OLIVER, NORTHAM, ADAMS, SAMPSON

Posted By: Connie Swearingen (email)
Date: 9/24/2007 at 23:53:05

Source: History of Monona County, Iowa 1890
Pub: Chicago National Com

George W. Oliver, one of the old settlers of Monona County, who located in Ashton in 1857, is now engaged in agricultural pursuits on Section 24 and 25, in Franklin Township.
Mr. Oliver was born at Bridgeton, Cumberland County, Me. May 31, 1811. He traces his ancestry back to George Oliver, a native of Bridgeport England, and Nancy (Northam) Oliver, his wife, who emigrated to America in 1786, and located at Portland, Me. He was a carpenter by trade and followed that line of business until the day of his death. His wife died at Portland in 1787, having been the mother of two children—William and Nancy, the latter of whom died in infancy.

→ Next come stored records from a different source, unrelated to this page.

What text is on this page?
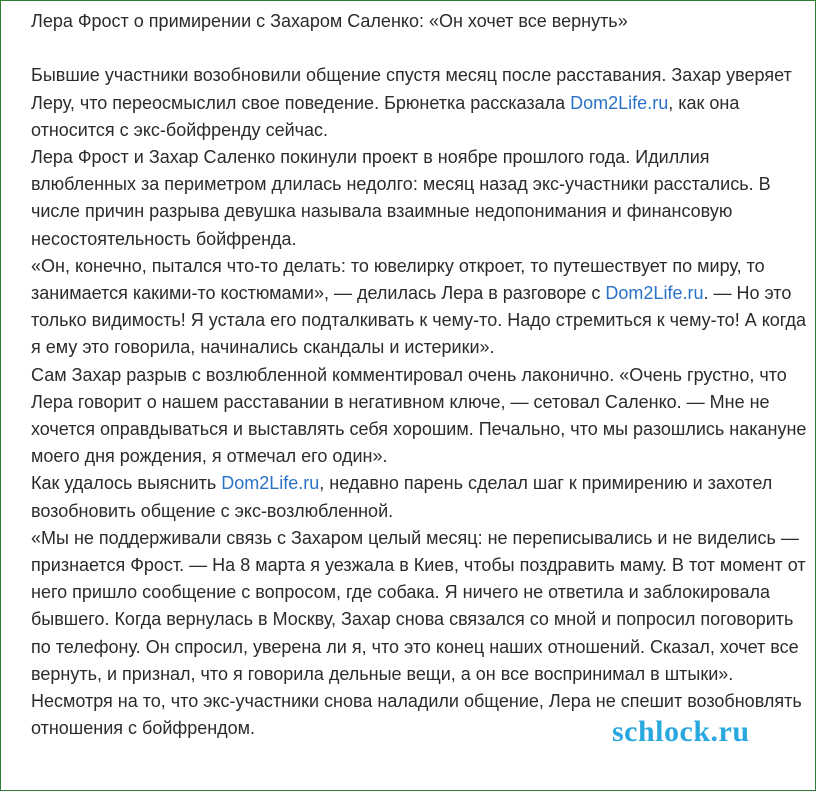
Лера Фрост о примирении с Захаром Саленко: «Он хочет все вернуть»

Бывшие участники возобновили общение спустя месяц после расставания. Захар уверяет Леру, что переосмыслил свое поведение. Брюнетка рассказала Dom2Life.ru, как она относится с экс-бойфренду сейчас.

Лера Фрост и Захар Саленко покинули проект в ноябре прошлого года. Идиллия влюбленных за периметром длилась недолго: месяц назад экс-участники расстались. В числе причин разрыва девушка называла взаимные недопонимания и финансовую несостоятельность бойфренда.

«Он, конечно, пытался что-то делать: то ювелирку откроет, то путешествует по миру, то занимается какими-то костюмами», — делилась Лера в разговоре с Dom2Life.ru. — Но это только видимость! Я устала его подталкивать к чему-то. Надо стремиться к чему-то! А когда я ему это говорила, начинались скандалы и истерики».

Сам Захар разрыв с возлюбленной комментировал очень лаконично. «Очень грустно, что Лера говорит о нашем расставании в негативном ключе, — сетовал Саленко. — Мне не хочется оправдываться и выставлять себя хорошим. Печально, что мы разошлись накануне моего дня рождения, я отмечал его один».

Как удалось выяснить Dom2Life.ru, недавно парень сделал шаг к примирению и захотел возобновить общение с экс-возлюбленной.

«Мы не поддерживали связь с Захаром целый месяц: не переписывались и не виделись — признается Фрост. — На 8 марта я уезжала в Киев, чтобы поздравить маму. В тот момент от него пришло сообщение с вопросом, где собака. Я ничего не ответила и заблокировала бывшего. Когда вернулась в Москву, Захар снова связался со мной и попросил поговорить по телефону. Он спросил, уверена ли я, что это конец наших отношений. Сказал, хочет все вернуть, и признал, что я говорила дельные вещи, а он все воспринимал в штыки».

Несмотря на то, что экс-участники снова наладили общение, Лера не спешит возобновлять отношения с бойфрендом.	schlock.ru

Some time afterward he married Miss Cybil, but by this marriage had no issue. His son William Oliver was born in England, May 16, 1773, and came to America with his parents, working at carpenter work with his father in Portland. After a time he removed to Bridgeton, where he married Miss Hannah Fowler, a native of Cumberland County, that State, born December 31, 1773. They had a family of fifteen children, eight boys and seven girls, and died at Bethel, Me.—the mother, January 27, 1848: the father, October 11, the same year.
George W., the seventh son and tenth child of his parents, received his education and grew to manhood in the State of his birth and followed farming, carpentering and shoemaking. In 1846 he came west, locating in DeKalb County, Illinois, and after a time employed on a rented farm moved to St Charles, Kane County, where he followed carpentering until the spring of 1857, when he came to Monona County, arriving at the village of Ashton on the 2d of July. For about two months he and his family made their residence in the old court-house at Ashton, in the meantime erecting a home in the newly laid out town of Onawa, into which they moved about the 15th of September . He and his son, Franklin G., both worked at carpenter work that summer, but in the fall the subject of this sketch removed to the farm on section 25, which he had traded for, where he has since lived. Mr. Oliver has the general reputation of being an excellent workman and good calculator, and his genial disposition has won him the esteem of his neighbors. He has always been a great favorite with the children and many of those who he knew as such in early days, although grown to manhood and womanhood, still remember him with esteem and affection. In his political principles he was formerly a Democrat and cast his first vote for Andrew Jackson for President. He afterward affliated with the Whigs and voted for William Henry Harrison and hard cider in 1840. Since the organization of the Republican party he has been identified with it, and in 1888 deposited his ballot for Benjamin Harrison.
Mr. Oliver was united in marriage April 5, 1832, with Miss Hannah Ridley Adams, a native of that part of Kennebec County, now known as Franklin, Me., who was born April 6, 1807. Of this union there have been three children: Mary P., who was born August 4, 1833, the widow of Alfred U. Hanscom, now living in Sioux Township: Franklin G., who was born February 19, 1835, and Hannah F, who was born October 26, 1844, and is the wife of D.W. Sampson.